To still further illustrate this same principle of four parts to the sale we may regard the putting together of the four iron vessels (here pictured), as representing the sale or transaction. We assume that it would be impossible for the salesman to carry away the four pots separately and that to make them movable he must place them compactly together.  There is but one way in which the pots can be properly put together, and that is by placing inside the largest the next smaller, and so on, whereby all are compactly arranged and can be easily carried away. The pots must be put one within the other in proper order, by taking at each operation the one next smaller; otherwise, one of the two intermediate sizes is left out, for they cannot be all put together except in regular order. You cannot complete your sale by leaving out the factor of interest5, nor can you produce conviction and close the sale until the customer has arrived at the stage of desire to possess the goods.
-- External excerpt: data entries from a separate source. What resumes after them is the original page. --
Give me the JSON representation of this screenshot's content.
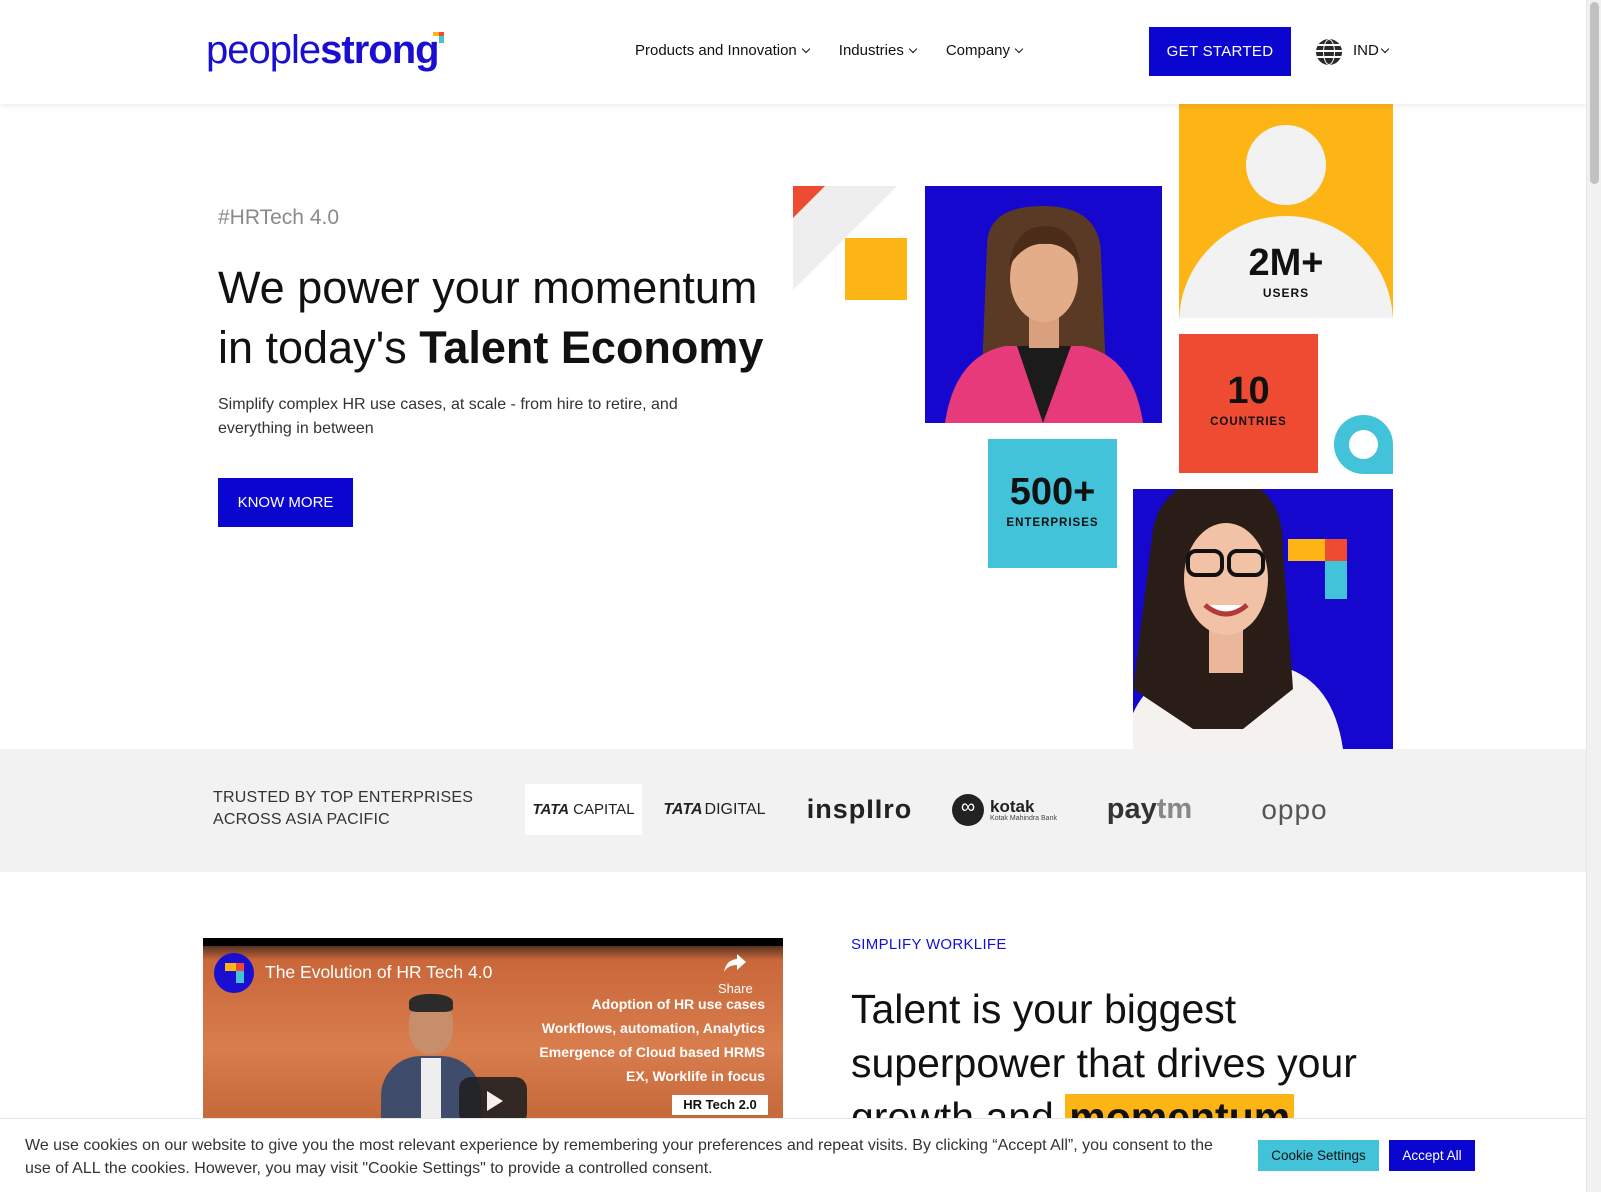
{
  "brand": {
    "logo_part1": "people",
    "logo_part2": "strong"
  },
  "nav": {
    "items": [
      {
        "label": "Products and Innovation"
      },
      {
        "label": "Industries"
      },
      {
        "label": "Company"
      }
    ],
    "cta": "GET STARTED",
    "region": "IND"
  },
  "hero": {
    "tag": "#HRTech 4.0",
    "headline_line1": "We power your momentum",
    "headline_line2_prefix": "in today's ",
    "headline_line2_bold": "Talent Economy",
    "subtext": "Simplify complex HR use cases, at scale - from hire to retire, and everything in between",
    "button": "KNOW MORE"
  },
  "stats": {
    "users": {
      "value": "2M+",
      "label": "USERS"
    },
    "countries": {
      "value": "10",
      "label": "COUNTRIES"
    },
    "enterprises": {
      "value": "500+",
      "label": "ENTERPRISES"
    }
  },
  "trusted": {
    "label_line1": "TRUSTED BY TOP ENTERPRISES",
    "label_line2": "ACROSS ASIA PACIFIC",
    "logos": [
      {
        "part1": "TATA",
        "part2": "CAPITAL"
      },
      {
        "part1": "TATA",
        "part2": "DIGITAL"
      },
      {
        "part1": "inspIIro"
      },
      {
        "part1": "kotak",
        "part2": "Kotak Mahindra Bank"
      },
      {
        "part1": "pay",
        "part2": "tm"
      },
      {
        "part1": "oppo"
      }
    ]
  },
  "video": {
    "title": "The Evolution of HR Tech 4.0",
    "share": "Share",
    "lines": [
      "Adoption of HR use cases",
      "Workflows, automation, Analytics",
      "Emergence of Cloud based HRMS",
      "EX, Worklife in focus"
    ],
    "badge": "HR Tech 2.0"
  },
  "section2": {
    "eyebrow": "SIMPLIFY WORKLIFE",
    "heading_line1": "Talent is your biggest",
    "heading_line2": "superpower that drives your",
    "heading_line3_prefix": "growth and ",
    "heading_highlight": "momentum"
  },
  "cookie": {
    "text": "We use cookies on our website to give you the most relevant experience by remembering your preferences and repeat visits. By clicking “Accept All”, you consent to the use of ALL the cookies. However, you may visit \"Cookie Settings\" to provide a controlled consent.",
    "settings": "Cookie Settings",
    "accept": "Accept All"
  },
  "colors": {
    "brand_blue": "#0a06cf",
    "yellow": "#fdb515",
    "red": "#ef4b32",
    "teal": "#42c3d9"
  }
}
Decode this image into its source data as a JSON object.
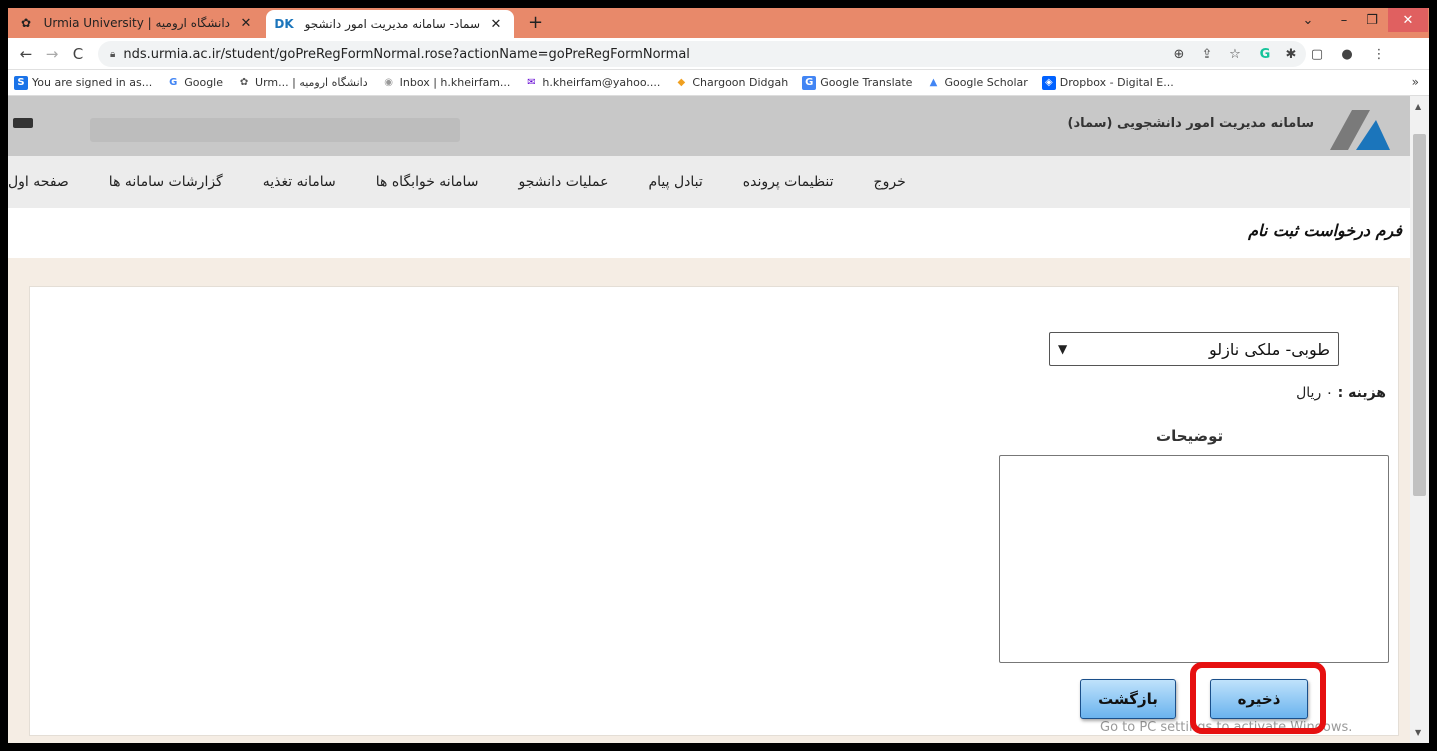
{
  "browser": {
    "tabs": [
      {
        "title": "دانشگاه ارومیه | Urmia University",
        "favicon": "urmia-logo-icon",
        "close": "✕"
      },
      {
        "title": "سماد- سامانه مدیریت امور دانشجو",
        "favicon": "dk-logo-icon",
        "close": "✕"
      }
    ],
    "new_tab": "+",
    "window_controls": {
      "tablist": "⌄",
      "minimize": "–",
      "maximize": "❐",
      "close": "✕"
    },
    "nav": {
      "back": "←",
      "forward": "→",
      "reload": "C"
    },
    "url": "nds.urmia.ac.ir/student/goPreRegFormNormal.rose?actionName=goPreRegFormNormal",
    "bookmarks": [
      {
        "label": "You are signed in as...",
        "icon": "S",
        "color": "#1a73e8"
      },
      {
        "label": "Google",
        "icon": "G",
        "color": "#4285f4"
      },
      {
        "label": "Urm... | دانشگاه ارومیه",
        "icon": "✿",
        "color": "#555555"
      },
      {
        "label": "Inbox | h.kheirfam...",
        "icon": "◉",
        "color": "#999999"
      },
      {
        "label": "h.kheirfam@yahoo....",
        "icon": "✉",
        "color": "#6001d2"
      },
      {
        "label": "Chargoon Didgah",
        "icon": "◆",
        "color": "#f0a020"
      },
      {
        "label": "Google Translate",
        "icon": "G",
        "color": "#4285f4"
      },
      {
        "label": "Google Scholar",
        "icon": "▲",
        "color": "#4285f4"
      },
      {
        "label": "Dropbox - Digital E...",
        "icon": "◈",
        "color": "#0061ff"
      }
    ],
    "bookmarks_more": "»"
  },
  "header": {
    "system_title": "سامانه مدیریت امور دانشجویی (سماد)"
  },
  "navbar": {
    "items": [
      "صفحه اول",
      "گزارشات سامانه ها",
      "سامانه تغذیه",
      "سامانه خوابگاه ها",
      "عملیات دانشجو",
      "تبادل پیام",
      "تنظیمات پرونده",
      "خروج"
    ]
  },
  "form": {
    "title": "فرم درخواست ثبت نام",
    "dorm_selected": "طوبی- ملکی نازلو",
    "cost_label": "هزینه :",
    "cost_value": "۰ ریال",
    "description_label": "توضیحات",
    "description_value": "",
    "save_button": "ذخیره",
    "back_button": "بازگشت"
  },
  "watermark": "Go to PC settings to activate Windows.",
  "colors": {
    "tab_bar": "#e8896a",
    "page_bg": "#f5ede4",
    "button_gradient_top": "#bfe2fb",
    "button_gradient_bottom": "#6ab3ee",
    "highlight": "#e61010"
  }
}
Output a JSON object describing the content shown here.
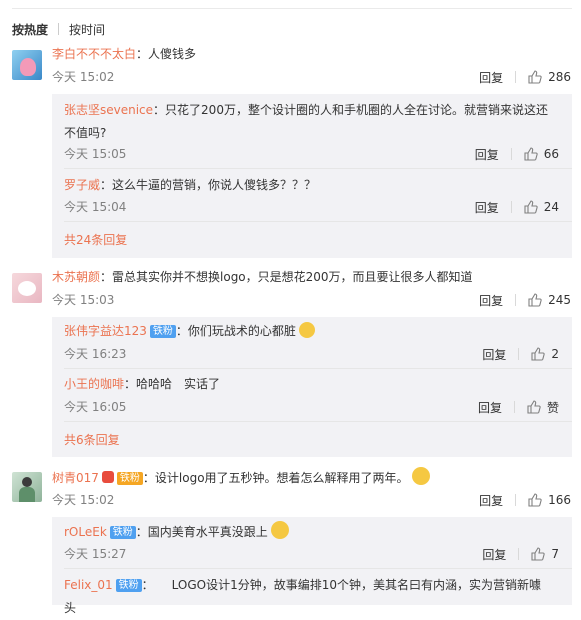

Frank Hutchinson Dukesmith and Marketing AIDA

Frank Hutchinson Dukesmith has pretty much been forgotten by history, and yet, it appears he was the author of one of the most enduring concepts, still taught today in business schools around the world. He was certainly the first to publish the concept, while St. Elmo Lewis’ claim is second-hand, and came 20 years after Dukesmith published. You might wonder why anyone should care – yet if simple errors like this can become re-cited thousands of times over, it emphasizes the notion that writers have an obligation to recheck facts, and find original source material whenever possible.

By the way, the first published use of the AIDA acronym is from 1921, in Printers Ink, “How to Write a Sales-Making Letter” by C.P. Russell:

An easy way to remember this formula is to call in the “law of association,” which is the old reliable among memory aids.  It is to be noted that, reading downward, the first letters of these words spell the opera “Aida.” When you start a letter, then, say “Aida” to yourself and you won’t go far wrong, at least as far as the form of your letter is concerned.

The idea of a “customer funnel,” “marketing funnel,” or “sales funnel” in association with the AIDA concept was first proposed in Pharmaceutical Selling, “detailing,” and sales training by Arthur F. Peterson, Heathcote-Woodbridge, 1959.

I think I can lay this to bed now, and get back to the book!